There will be a living area with containers, medical containers for health care, recreational spaces and prefabricated buildings for education, the statement continues.

"We will bring decent conditions to migrants and refugees who arrive, as well as supporting the communities on the Greek islands," Commission President Ursula von der Leyen said in the statement.

The new center should be set up to allow "seamless" asylum application processing for people seeking refuge in the EU, deciding swiftly on either deportation or allowing settlement, the press release states.

"It is also about fast and fair procedures, so the centres are what they should be – only a temporary stop before either return or integration," von der Leyen said.

Greek authorities set up the Kara Tepe reception center in just a few days in early September. It was initially intended as a temporary solution to house the thousands left with little or nothing after the Moria blaze. However, in November, the migration ministry said the permanent camp intended to replace Moria would not be ready before the summer of 2021.
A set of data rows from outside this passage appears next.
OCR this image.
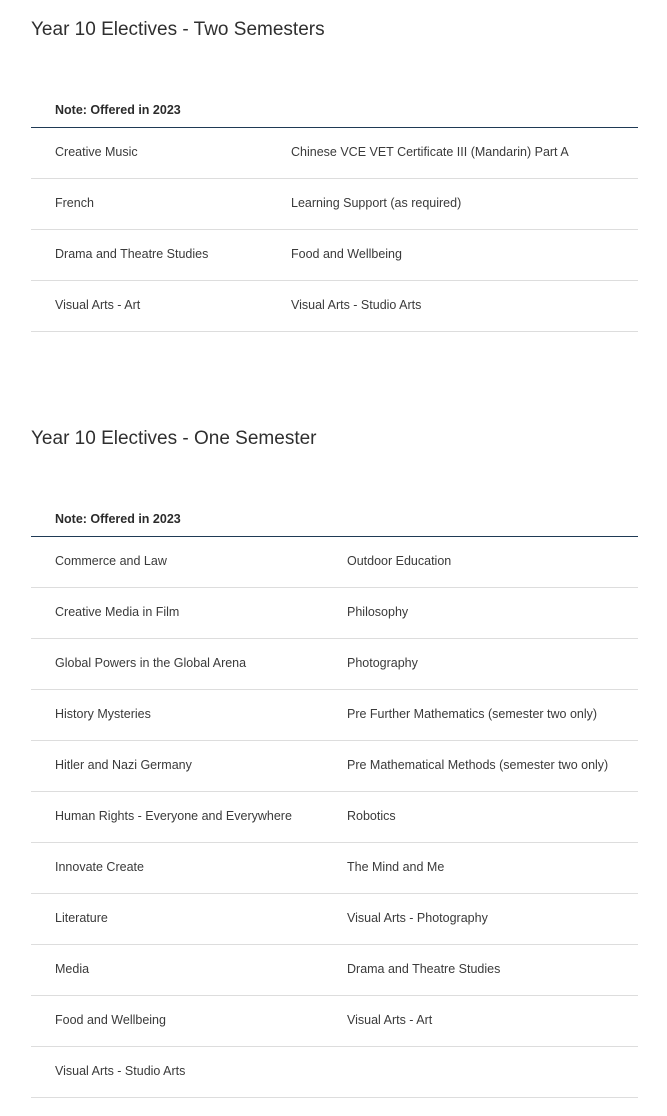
Year 10 Electives - Two Semesters
Note: Offered in 2023
Creative Music	Chinese VCE VET Certificate III (Mandarin) Part A
French	Learning Support (as required)
Drama and Theatre Studies	Food and Wellbeing
Visual Arts - Art	Visual Arts - Studio Arts
Year 10 Electives - One Semester
Note: Offered in 2023
Commerce and Law	Outdoor Education
Creative Media in Film	Philosophy
Global Powers in the Global Arena	Photography
History Mysteries	Pre Further Mathematics (semester two only)
Hitler and Nazi Germany	Pre Mathematical Methods (semester two only)
Human Rights - Everyone and Everywhere	Robotics
Innovate Create	The Mind and Me
Literature	Visual Arts - Photography
Media	Drama and Theatre Studies
Food and Wellbeing	Visual Arts - Art
Visual Arts - Studio Arts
"As with the onset of winter, weather conditions are rapidly worsening, the remaining gaps need to be swiftly addressed, something which the United Nations High Commissioner for Refugees (UNHCR) has offered to help expedite," the head of UNHCR's team in Lesbos, Astrid Castelein, said, while a doctor from the National Health Organisation based on the island has also argued for urgent action, saying vulnerable people and patients with chronic diseases must leave the camp immediately for the mainland.